Extração e Análise Interativa de Dados

 

Sistemas, Banco de Dados e Relatórios. Todos os processos informatizados possuem esses três elementos, e parabéns para o analista que consegue atender todas as necessidades de informação. Cada Departamento de uma Empresa possui necessidades específicas. Também há variações quanto a natureza Operacional, Gerencial e Auditoria. As necessidades também mudam com o tempo. Tudo Isso gera um gama superior de relatórios e, conseqüentemente, elevado custo para atendimento. Isto posto, por que não dar condições para que os próprios usuários desenvolvam seus relatórios?

 

Há softwares no mercado que propõem exatamente essa possibilidade. Dentre os pré-requisitos, deve haver interface amigável, facilidades para importação de arquivos, recursos de macro, modelos previamente elaborados e integração com outras tecnologias.
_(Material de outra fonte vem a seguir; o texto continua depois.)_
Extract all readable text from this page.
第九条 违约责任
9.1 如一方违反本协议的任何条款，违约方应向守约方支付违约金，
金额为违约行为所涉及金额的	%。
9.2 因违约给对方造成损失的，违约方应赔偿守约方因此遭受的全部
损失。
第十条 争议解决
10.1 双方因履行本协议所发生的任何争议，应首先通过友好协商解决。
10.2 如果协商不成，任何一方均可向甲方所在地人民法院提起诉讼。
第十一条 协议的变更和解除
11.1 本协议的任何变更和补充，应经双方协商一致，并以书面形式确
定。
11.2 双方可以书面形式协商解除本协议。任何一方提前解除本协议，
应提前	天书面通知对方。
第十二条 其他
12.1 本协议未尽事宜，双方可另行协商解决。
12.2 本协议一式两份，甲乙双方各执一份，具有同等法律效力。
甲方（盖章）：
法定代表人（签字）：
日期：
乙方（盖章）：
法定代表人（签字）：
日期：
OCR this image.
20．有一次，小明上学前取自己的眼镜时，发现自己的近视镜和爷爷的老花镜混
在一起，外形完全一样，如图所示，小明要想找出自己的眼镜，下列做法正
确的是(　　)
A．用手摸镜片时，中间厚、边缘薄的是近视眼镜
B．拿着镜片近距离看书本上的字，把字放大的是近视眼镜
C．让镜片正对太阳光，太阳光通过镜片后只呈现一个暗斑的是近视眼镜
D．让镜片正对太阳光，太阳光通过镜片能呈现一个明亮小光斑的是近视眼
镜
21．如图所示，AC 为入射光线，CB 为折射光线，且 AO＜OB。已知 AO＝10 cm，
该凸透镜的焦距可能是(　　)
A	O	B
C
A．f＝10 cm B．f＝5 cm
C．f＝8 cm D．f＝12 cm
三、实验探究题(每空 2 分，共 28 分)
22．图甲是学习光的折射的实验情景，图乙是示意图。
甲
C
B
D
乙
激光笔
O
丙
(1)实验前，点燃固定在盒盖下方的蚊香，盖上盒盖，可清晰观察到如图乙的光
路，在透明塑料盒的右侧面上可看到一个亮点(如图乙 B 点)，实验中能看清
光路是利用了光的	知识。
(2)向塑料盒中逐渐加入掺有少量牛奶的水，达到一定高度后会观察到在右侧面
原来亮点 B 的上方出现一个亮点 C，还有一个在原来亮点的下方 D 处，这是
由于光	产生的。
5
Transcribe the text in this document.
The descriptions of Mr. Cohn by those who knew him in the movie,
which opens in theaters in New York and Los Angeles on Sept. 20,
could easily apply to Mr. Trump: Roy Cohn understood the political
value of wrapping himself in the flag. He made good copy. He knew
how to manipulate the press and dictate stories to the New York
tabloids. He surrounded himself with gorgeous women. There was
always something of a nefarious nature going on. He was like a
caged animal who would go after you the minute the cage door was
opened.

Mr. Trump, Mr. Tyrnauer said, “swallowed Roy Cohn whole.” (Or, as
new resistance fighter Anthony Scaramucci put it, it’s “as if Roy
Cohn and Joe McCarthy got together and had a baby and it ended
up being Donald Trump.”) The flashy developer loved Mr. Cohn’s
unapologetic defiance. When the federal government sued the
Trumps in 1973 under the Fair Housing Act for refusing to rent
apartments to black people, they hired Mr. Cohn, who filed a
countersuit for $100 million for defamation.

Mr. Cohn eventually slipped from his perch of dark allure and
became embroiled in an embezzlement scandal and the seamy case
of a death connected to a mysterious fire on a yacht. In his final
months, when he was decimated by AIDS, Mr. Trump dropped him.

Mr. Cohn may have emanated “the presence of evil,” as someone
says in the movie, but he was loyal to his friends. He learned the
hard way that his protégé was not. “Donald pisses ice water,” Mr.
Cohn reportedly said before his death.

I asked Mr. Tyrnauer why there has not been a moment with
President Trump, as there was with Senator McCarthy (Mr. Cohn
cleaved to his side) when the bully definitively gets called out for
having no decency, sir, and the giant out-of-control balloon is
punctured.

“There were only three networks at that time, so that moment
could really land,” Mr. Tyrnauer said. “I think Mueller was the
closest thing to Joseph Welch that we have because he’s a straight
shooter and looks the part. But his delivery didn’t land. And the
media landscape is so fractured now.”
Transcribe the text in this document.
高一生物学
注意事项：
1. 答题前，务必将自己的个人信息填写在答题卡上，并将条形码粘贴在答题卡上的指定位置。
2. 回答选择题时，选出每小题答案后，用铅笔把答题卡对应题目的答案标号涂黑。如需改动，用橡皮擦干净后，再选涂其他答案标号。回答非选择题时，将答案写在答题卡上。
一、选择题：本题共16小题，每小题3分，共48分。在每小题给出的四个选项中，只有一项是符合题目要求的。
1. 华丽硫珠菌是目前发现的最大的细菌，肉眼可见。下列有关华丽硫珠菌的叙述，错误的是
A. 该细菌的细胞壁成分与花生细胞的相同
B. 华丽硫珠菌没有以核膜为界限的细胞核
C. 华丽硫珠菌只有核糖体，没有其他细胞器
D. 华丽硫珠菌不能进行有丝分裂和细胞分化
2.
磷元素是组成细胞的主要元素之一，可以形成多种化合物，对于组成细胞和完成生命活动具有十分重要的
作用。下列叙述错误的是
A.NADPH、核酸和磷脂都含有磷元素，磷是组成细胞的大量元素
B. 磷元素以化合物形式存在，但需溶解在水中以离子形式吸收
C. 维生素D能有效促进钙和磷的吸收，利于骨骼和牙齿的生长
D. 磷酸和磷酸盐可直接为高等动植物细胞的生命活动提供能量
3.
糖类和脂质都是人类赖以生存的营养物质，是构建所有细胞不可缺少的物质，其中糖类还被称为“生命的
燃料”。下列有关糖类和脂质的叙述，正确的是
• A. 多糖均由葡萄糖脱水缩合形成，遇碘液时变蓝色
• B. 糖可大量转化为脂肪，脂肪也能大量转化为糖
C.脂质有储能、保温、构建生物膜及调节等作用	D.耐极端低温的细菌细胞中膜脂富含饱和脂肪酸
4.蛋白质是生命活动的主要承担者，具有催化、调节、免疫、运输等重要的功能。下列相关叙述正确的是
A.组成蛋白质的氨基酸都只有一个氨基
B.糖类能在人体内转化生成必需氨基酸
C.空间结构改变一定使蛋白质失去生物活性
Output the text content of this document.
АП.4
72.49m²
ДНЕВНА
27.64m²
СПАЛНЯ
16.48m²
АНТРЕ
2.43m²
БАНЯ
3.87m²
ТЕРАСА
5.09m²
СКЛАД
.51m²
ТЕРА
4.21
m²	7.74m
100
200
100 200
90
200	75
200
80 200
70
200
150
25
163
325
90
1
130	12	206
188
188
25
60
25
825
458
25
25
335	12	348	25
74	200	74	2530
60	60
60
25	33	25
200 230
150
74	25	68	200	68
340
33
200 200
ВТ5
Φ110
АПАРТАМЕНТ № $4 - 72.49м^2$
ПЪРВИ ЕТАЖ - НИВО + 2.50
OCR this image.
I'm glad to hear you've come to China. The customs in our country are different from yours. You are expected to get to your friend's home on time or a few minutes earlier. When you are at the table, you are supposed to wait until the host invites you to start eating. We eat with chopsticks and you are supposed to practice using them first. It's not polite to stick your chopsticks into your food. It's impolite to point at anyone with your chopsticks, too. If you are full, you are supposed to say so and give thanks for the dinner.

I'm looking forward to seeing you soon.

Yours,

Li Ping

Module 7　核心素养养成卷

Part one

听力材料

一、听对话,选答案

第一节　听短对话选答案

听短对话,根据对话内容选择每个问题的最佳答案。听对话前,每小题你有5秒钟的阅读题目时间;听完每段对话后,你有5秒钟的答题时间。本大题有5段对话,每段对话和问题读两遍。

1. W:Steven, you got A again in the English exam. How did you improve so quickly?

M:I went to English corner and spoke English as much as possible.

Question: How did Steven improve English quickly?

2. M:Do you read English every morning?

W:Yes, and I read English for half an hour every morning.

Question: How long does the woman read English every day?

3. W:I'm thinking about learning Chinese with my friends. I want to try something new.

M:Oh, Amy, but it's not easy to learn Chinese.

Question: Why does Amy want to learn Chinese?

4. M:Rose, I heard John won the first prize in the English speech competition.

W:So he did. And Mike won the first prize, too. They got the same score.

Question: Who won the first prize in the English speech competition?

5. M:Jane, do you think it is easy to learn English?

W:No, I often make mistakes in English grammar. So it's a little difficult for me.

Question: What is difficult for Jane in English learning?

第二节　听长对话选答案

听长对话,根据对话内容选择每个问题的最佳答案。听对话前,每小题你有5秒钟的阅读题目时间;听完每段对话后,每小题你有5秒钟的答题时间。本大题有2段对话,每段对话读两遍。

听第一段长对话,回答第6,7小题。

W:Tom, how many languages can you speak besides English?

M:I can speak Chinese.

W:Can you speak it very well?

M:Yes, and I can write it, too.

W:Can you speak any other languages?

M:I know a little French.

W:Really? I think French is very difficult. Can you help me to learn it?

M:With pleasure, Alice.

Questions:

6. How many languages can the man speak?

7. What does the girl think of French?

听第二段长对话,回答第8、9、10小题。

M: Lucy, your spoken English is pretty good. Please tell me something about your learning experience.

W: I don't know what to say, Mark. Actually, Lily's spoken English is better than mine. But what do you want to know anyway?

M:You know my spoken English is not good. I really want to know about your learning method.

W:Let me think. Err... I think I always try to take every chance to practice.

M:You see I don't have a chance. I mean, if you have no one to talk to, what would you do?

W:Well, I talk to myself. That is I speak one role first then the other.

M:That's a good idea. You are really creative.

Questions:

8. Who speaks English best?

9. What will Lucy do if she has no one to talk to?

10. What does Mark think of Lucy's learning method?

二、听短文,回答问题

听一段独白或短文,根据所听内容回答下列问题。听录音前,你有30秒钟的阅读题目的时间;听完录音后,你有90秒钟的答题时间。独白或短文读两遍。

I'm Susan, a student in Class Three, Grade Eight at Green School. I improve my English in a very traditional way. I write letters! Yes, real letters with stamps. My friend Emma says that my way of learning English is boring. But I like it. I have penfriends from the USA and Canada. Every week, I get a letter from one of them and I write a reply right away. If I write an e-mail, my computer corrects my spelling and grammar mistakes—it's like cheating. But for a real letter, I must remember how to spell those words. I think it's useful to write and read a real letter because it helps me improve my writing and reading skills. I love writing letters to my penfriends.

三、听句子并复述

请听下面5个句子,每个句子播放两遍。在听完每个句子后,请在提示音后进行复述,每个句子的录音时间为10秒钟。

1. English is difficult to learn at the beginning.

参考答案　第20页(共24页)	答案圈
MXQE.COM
Abaixo discorremos sobre cada uma das funcionalidades.

 

Interface amigável permite executar programas através de recursos click, arrastar e soltar de mouse, atalhos de menu e barras de ferramentas. O usuário conhece suas necessidades de negócio, mas não necessariamente a linguagem de programação utilizada pelo software. Não fossem essas facilidades, retomaríamos o problema anterior que faz necessário o acompanhamento de um analista de sistemas.

 

Sobre os arquivos base para o conhecimento, os mesmos podem estar nos formatos mais variados possíveis, sendo os mais comuns txt, planilhas eletrônicas, spoll de relatórios e banco de dados corporativos. Sendo assim, é uma funcionalidade essencial para a ferramenta ler qualquer tipo de arquivo, e também de forma amigável sem que digitem comandos técnicos mais rebuscados. Deve haver facilidades para importação de arquivos, independente de tamanho, esrutura de dados ou local da rede em que está gravado.

 

Para explicação dos recursos de macro, tomemos como exemplo um cenário bastante comum onde diariamente os usuários fazem "manualmente" uma série de procedimentos automatizáveis. Importam arquivos txt para o Excel, eliminam os dados desnecessários e padronizam segundo necessidades específicas. É uma seqüência de atividades repetitivas, que demanda tempo e aumenta o custo operacional. Usando uma macro, as mesmas atividades poderão ser feitas de forma muito mais rápida e confiável, e com a mínima interferência humana. A macro permite transferir para o usuário somente as atividades que efetivamente dependem de análise e interpretação. O software faz as tarefas repetitivas.

 

Ainda dentro do processo de geração de relatórios, há situações bastante comuns dentro de um trabalho de auditoria e controladoria. Citam-se como exemplos facilidades para comparação de dois arquivos, unificação de bases de dados provenientes de origens distintas, identificação de quebras de seqüência, chaves duplicadas e filtros. Tudo que mencionamos, e outros mais, são modelos previamente elaborados que devem acompanhar a ferramenta. Bastando ao usuário acionar o botão correspondente com o recurso click do mouse.

 

Integrar com outras tecnologias significa dar condições para que o usuário compartilhe os resultados com outros aplicativos eventualmente já utilizados pela sua Empresa. Vamos citar mais um exemplo. Eletronicamente, e sem intervenção humana, cinco dias antes da liquidação da folha de pagamento, o software deverá ler os arquivos espelho da Folha contendo dados cadastrais, proventos, descontos e valor base de cálculo. Processa as informações, apura eventuais irregularidades e transfere as exceções para uma tabela dinâmica do Excel. Havendo incoerências, o software deverá enviar e-mail para o responsável. Qual a idéia? Entregar para o executivo poucas informações, mas aquelas essenciais para seu trabalho.

 

Ferramentas dessa natureza, comumente chamadas de Extração e Análise Interativa de Dados, atendem os mais variados seguimentos do mercado. Podem ser usadas para Auditoria, Controladoria, Financeiro, Tecnologia e todos os demais cuja matéria-prima de análise é banco de dados eletrônico.